Forse anche noi avremmo risposto a Gesù come risposero i farisei. Impossibile capirlo, a meno di fare un salto di livello ed entrare nel suo mondo e nel suo modo di parlare. Però resta la bellezza di vedere un Gesù così libero e sereno. A lui bastava sapere d’essere in unità perfetta con Dio Padre suo. Riusciva in ogni istante ad essere in contatto con la parte profonda della sua anima, dove abita Dio, dove siamo una cosa sola con lui. Per questo, visto dal di fuori, aveva quell’aria un po’ strana, di uno che non si sa da dove venga e che non si cura dell’opinione altrui. In effetti, ad essere certi che Dio è d’accordo al cento per cento con ciò che stiamo facendo, perché cercare ad ogni costo l’approvazione altrui? Passiamo il tempo a elemosinare consensi e dimentichiamo che l’unico consenso da cercare è quello di Dio. E non c’è altra via che ascoltarlo e accordarci noi con ciò che ci chiede. Forse non è poi così difficile ricevere segni e messaggi da Lui. A volte è immotivata gioia, altre volte sono parole che altre persone ci donano, inconsapevoli d’essere messaggeri divini. Se chiedi allo Spirito di illuminarti, non ti farà attendere a lungo. Del resto poi, di questi tempi, chi glielo chiede? Ha tempo per te, non aspetterai a lungo.

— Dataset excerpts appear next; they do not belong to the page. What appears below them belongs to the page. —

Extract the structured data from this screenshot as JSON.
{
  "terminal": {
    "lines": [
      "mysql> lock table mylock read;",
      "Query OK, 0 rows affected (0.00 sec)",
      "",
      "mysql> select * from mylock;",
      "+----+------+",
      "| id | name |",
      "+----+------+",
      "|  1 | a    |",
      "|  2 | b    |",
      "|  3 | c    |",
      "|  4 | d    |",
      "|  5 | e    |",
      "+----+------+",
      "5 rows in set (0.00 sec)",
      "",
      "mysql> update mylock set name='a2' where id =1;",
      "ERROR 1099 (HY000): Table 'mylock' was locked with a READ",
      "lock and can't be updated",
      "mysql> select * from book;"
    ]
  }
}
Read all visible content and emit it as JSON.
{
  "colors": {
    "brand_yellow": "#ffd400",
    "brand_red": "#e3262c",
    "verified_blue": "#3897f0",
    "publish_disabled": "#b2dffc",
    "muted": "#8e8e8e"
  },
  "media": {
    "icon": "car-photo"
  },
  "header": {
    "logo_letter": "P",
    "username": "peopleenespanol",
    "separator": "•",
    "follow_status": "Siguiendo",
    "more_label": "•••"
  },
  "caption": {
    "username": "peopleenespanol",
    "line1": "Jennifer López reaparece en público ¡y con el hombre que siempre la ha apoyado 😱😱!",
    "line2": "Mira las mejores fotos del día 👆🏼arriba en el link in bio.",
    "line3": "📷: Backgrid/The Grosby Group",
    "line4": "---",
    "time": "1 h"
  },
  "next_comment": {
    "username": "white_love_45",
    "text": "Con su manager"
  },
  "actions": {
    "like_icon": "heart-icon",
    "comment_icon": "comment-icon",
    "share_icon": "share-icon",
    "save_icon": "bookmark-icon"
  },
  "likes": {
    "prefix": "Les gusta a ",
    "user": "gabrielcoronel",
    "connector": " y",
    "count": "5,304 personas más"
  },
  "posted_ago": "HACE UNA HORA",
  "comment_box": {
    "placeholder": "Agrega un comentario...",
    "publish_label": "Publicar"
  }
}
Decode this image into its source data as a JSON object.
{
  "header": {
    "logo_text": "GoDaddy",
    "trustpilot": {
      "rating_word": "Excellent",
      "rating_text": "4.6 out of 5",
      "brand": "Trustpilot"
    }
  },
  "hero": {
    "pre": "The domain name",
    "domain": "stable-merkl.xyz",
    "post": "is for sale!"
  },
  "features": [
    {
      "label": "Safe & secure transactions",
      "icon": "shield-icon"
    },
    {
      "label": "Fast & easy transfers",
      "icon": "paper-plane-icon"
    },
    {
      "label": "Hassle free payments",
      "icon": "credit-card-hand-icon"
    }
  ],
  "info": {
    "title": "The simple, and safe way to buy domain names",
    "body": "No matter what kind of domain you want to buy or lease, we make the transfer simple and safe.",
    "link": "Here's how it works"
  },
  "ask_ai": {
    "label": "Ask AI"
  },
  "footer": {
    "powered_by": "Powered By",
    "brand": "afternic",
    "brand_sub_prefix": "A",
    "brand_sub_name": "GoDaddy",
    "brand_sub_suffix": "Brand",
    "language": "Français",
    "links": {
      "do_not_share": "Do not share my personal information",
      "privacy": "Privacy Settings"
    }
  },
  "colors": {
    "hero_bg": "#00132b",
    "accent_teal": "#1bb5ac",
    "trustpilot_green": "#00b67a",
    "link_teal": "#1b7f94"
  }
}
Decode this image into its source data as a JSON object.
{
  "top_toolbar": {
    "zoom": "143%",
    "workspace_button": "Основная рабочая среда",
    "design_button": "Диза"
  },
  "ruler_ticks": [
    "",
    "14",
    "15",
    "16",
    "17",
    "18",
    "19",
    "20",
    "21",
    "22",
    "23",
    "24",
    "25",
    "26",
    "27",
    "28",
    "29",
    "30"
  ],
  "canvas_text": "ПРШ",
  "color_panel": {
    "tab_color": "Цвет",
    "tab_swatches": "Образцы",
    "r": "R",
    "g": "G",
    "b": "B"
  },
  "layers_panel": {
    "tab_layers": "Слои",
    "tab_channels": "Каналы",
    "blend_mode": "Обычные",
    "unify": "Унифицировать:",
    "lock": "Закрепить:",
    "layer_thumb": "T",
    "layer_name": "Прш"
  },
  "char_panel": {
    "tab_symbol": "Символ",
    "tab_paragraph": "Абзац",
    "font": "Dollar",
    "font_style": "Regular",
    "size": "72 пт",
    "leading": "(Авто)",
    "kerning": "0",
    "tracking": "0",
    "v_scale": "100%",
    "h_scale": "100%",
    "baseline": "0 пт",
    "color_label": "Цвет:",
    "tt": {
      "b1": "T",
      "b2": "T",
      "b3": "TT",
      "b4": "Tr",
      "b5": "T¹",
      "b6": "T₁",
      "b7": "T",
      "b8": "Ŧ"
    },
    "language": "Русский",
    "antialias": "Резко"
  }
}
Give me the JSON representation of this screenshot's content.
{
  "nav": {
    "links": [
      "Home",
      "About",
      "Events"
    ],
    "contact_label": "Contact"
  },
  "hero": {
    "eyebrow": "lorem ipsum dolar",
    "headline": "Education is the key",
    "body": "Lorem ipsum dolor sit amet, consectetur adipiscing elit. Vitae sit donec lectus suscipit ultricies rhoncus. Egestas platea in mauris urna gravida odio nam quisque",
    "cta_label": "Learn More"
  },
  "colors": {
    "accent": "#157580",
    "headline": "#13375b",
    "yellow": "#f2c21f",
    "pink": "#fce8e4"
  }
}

Gv 8,-20 Gesù parlò [ai farisei] e disse: «Io sono la luce del mondo; chi segue me, non camminerà nelle tenebre, ma avrà la luce della vita».
Gli dissero allora i farisei: «Tu dai testimonianza di te stesso; la tua testimonianza non è vera». Gesù rispose loro: «Anche se io do testimonianza di me stesso, la mia testimonianza è vera, perché so da dove sono venuto e dove vado. Voi invece non sapete da dove vengo o dove vado. Voi giudicate secondo la carne; io non giudico nessuno. E anche se io giudico, il mio giudizio è vero, perché non sono solo, ma io e il Padre che mi ha mandato. E nella vostra Legge sta scritto che la testimonianza di due persone è vera. Sono io che do testimonianza di me stesso, e anche il Padre, che mi ha mandato, dà testimonianza di me».
Gli dissero allora: «Dov’è tuo padre?». Rispose Gesù: «Voi non conoscete né me né il Padre mio; se conosceste me, conoscereste anche il Padre mio».
Gesù pronunziò queste parole nel luogo del tesoro, mentre insegnava nel tempio. E nessuno lo arrestò, perché non era ancora venuta la sua ora.